Same as Search in Rotated Sorted Array but the array may contain duplicates. Return true if target exists, false otherwise.
Input: nums=[2,5,6,0,0,1,2], target=0 → Output: trueInput: nums=[2,5,6,0,0,1,2], target=3 → Output: false
Same approach as version I but when nums[lo]==nums[mid]==nums[hi] we cannot determine which half is sorted, so increment lo and decrement hi.
- If nums[mid]==target return true.
- If nums[lo]==nums[mid] and nums[mid]==nums[hi]: lo++, hi-- (reduce ambiguity).

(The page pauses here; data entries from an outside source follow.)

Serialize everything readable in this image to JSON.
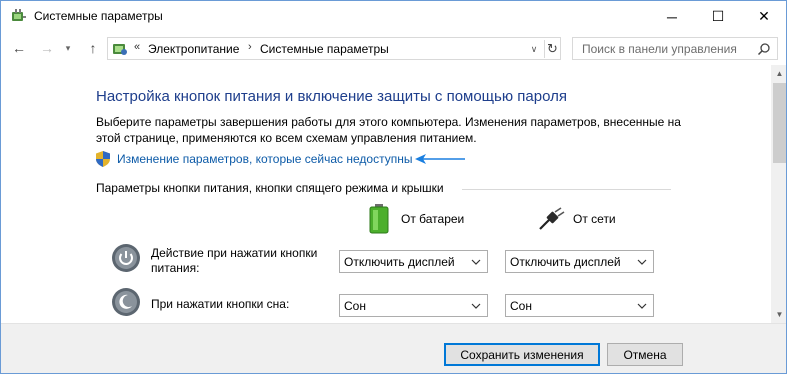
{
  "window": {
    "title": "Системные параметры",
    "minimize_glyph": "─",
    "maximize_glyph": "☐",
    "close_glyph": "✕"
  },
  "nav": {
    "back_glyph": "←",
    "forward_glyph": "→",
    "dropdown_glyph": "▾",
    "up_glyph": "↑"
  },
  "address": {
    "separator": "«",
    "crumb_sep": "›",
    "crumbs": [
      "Электропитание",
      "Системные параметры"
    ],
    "dropdown_glyph": "∨",
    "refresh_glyph": "↻"
  },
  "search": {
    "placeholder": "Поиск в панели управления"
  },
  "content": {
    "title": "Настройка кнопок питания и включение защиты с помощью пароля",
    "desc_line1": "Выберите параметры завершения работы для этого компьютера. Изменения параметров, внесенные на",
    "desc_line2": "этой странице, применяются ко всем схемам управления питанием.",
    "change_link": "Изменение параметров, которые сейчас недоступны",
    "section_header": "Параметры кнопки питания, кнопки спящего режима и крышки",
    "columns": {
      "battery": "От батареи",
      "ac": "От сети"
    },
    "rows": [
      {
        "label_line1": "Действие при нажатии кнопки",
        "label_line2": "питания:",
        "battery_value": "Отключить дисплей",
        "ac_value": "Отключить дисплей"
      },
      {
        "label_line1": "При нажатии кнопки сна:",
        "label_line2": "",
        "battery_value": "Сон",
        "ac_value": "Сон"
      }
    ]
  },
  "scrollbar": {
    "up_glyph": "▲",
    "down_glyph": "▼"
  },
  "footer": {
    "save_label": "Сохранить изменения",
    "cancel_label": "Отмена"
  },
  "colors": {
    "title_blue": "#1e3e8c",
    "link_blue": "#0d5ba8",
    "accent": "#0078d7",
    "annotation_arrow": "#1a7fe0"
  }
}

- Else if left half sorted: check if target in left, adjust lo/hi.
- Else right half sorted: check if target in right, adjust lo/hi.
class Solution {
public boolean search(int[] nums, int target) {
int lo = 0, hi = nums.length - 1;
while (lo <= hi) {
int mid = lo + (hi - lo) / 2;
if (nums[mid] == target) return true;
if (nums[lo] == nums[mid] && nums[mid] == nums[hi]) { lo++; hi--; }
else if (nums[lo] <= nums[mid]) {
if (target >= nums[lo] && target < nums[mid]) hi = mid - 1;
else lo = mid + 1;
} else {
if (target > nums[mid] && target <= nums[hi]) lo = mid + 1;
else hi = mid - 1;
}
}
return false;
}
}
- Time Complexity: O(N) worst, O(log N) average
- Space Complexity: O(1)